Maud left something for us at the shop last week. Now we have come to collect it. No one knows exactly what size the parcel is and since they do not know what it looks like it is harder to find it. The area behind the counter and up on the shelf is cluttered with things dropped off by neighbours and friends and couriers. Everything gets put somewhere but that somewhere is not always evident. The thing might be behind the counter or it might be in the hardware shop or if it is large it might be in the shed or it might be behind the post office counter. Things are always found eventually but the finding is rarely fast.
1 October Sunday
Yesterday we went to a celebration gathering for Pam up in the mountains at an old hotel. We had never been to this hotel before. It smelled badly of mildew and damp and there was a lot of wallpaper peeling off the walls.

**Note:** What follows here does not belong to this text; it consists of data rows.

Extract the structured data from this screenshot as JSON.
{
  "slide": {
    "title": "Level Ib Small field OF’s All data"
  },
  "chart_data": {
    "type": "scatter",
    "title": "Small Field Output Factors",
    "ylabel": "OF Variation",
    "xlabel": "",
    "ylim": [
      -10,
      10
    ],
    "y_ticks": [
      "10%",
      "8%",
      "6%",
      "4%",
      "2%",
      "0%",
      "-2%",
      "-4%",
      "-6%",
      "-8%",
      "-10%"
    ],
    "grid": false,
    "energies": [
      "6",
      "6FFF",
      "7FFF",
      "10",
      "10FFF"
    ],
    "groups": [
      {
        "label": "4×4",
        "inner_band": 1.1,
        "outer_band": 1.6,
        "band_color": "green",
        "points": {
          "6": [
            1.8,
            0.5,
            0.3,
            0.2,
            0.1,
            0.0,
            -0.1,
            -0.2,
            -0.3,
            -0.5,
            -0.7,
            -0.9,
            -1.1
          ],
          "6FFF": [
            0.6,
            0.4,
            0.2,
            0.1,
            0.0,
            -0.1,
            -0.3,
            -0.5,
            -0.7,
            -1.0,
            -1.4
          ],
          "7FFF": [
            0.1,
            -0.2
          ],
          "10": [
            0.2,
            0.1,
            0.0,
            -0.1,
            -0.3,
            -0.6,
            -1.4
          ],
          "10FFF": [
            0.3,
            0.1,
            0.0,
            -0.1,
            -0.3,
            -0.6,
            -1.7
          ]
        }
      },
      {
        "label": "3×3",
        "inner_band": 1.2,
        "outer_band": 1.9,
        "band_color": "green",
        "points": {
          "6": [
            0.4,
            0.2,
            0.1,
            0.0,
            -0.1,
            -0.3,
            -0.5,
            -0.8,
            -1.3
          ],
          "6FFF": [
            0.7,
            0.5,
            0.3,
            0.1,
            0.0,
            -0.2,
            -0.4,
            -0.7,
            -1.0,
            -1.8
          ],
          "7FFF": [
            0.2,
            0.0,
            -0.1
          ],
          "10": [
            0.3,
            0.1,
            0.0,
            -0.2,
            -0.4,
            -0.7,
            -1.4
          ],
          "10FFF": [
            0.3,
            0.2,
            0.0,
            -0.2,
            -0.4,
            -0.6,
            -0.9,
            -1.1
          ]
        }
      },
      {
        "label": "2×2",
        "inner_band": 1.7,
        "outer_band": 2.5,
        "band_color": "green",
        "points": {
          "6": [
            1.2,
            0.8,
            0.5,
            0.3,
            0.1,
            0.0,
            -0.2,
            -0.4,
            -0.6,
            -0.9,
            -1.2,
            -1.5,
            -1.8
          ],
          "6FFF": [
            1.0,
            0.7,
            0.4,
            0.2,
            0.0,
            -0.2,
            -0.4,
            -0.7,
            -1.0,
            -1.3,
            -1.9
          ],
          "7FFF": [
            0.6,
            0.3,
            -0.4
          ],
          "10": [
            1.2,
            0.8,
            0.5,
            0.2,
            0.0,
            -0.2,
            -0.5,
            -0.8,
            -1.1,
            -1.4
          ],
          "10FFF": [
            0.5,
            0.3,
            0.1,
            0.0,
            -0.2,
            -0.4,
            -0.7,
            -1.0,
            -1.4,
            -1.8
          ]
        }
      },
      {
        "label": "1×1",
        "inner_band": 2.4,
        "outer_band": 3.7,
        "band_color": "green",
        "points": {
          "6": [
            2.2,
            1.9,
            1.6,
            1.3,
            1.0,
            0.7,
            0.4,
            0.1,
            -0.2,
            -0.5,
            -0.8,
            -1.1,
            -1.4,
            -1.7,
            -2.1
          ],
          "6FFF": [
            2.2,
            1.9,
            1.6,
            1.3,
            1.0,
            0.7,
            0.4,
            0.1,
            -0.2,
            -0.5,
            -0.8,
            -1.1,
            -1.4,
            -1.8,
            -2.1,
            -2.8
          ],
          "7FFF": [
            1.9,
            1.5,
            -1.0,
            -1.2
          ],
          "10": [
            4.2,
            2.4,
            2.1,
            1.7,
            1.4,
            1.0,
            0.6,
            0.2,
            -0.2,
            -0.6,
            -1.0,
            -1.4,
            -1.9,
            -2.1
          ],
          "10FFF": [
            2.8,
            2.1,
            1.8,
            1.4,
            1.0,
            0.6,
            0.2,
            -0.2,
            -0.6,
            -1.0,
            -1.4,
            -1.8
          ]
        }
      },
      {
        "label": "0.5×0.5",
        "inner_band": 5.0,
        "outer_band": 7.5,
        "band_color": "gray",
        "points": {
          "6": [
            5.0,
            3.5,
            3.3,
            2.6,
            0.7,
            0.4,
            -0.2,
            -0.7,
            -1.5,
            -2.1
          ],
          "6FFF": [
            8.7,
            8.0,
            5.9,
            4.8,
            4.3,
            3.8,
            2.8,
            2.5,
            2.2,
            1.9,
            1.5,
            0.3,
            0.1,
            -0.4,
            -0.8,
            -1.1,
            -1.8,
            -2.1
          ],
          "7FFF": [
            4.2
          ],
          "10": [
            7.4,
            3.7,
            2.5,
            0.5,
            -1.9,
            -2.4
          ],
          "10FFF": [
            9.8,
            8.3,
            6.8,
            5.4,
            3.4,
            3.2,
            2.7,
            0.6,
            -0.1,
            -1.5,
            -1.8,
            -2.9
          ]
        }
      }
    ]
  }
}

In some places the paper had been stuck down with bits of sello tape and sometimes staples had been used. Many friends and family were there and there were a few speeches and stories all about Pam and her long life. It was a cheerful event. Small triangular sandwiches were served with the crusts cut off. This was the kind of food Pam liked to serve and to eat herself. She loved having tea. It is a pity no crisps were served as everyone who knew Pam knew how she loved crisps although since her preferred place to eat them was in bed maybe it is just as well they were not on offer. As we drove back down the mountains and over the Vee the sheep were everywhere on the road. It made for a slower drive but not an unpleasant one.
30 September Saturday
I have a new feeling about the slugs in the bathroom. Even if the window has been closed for hours I walk in at night and I know they are there. I turn on the light and I enter the room and I stand very quietly in the doorway. My eyes search around from floor to ceiling. I don’t move. Only my eyes move. I do not know if slugs can hear anyway. I know they are there even when I cannot see them and I am determined to let them know that I know. Sometimes I see one on the side of the sink or in the tub. Sometimes I do not see any but I know they have been there by their tracks all over the mirrors and the windows. I hate that they are hiding in the underneath dark places. Once I leave and turn off the light I forget all about them but I do not like to be surprised by even the smallest of slugs.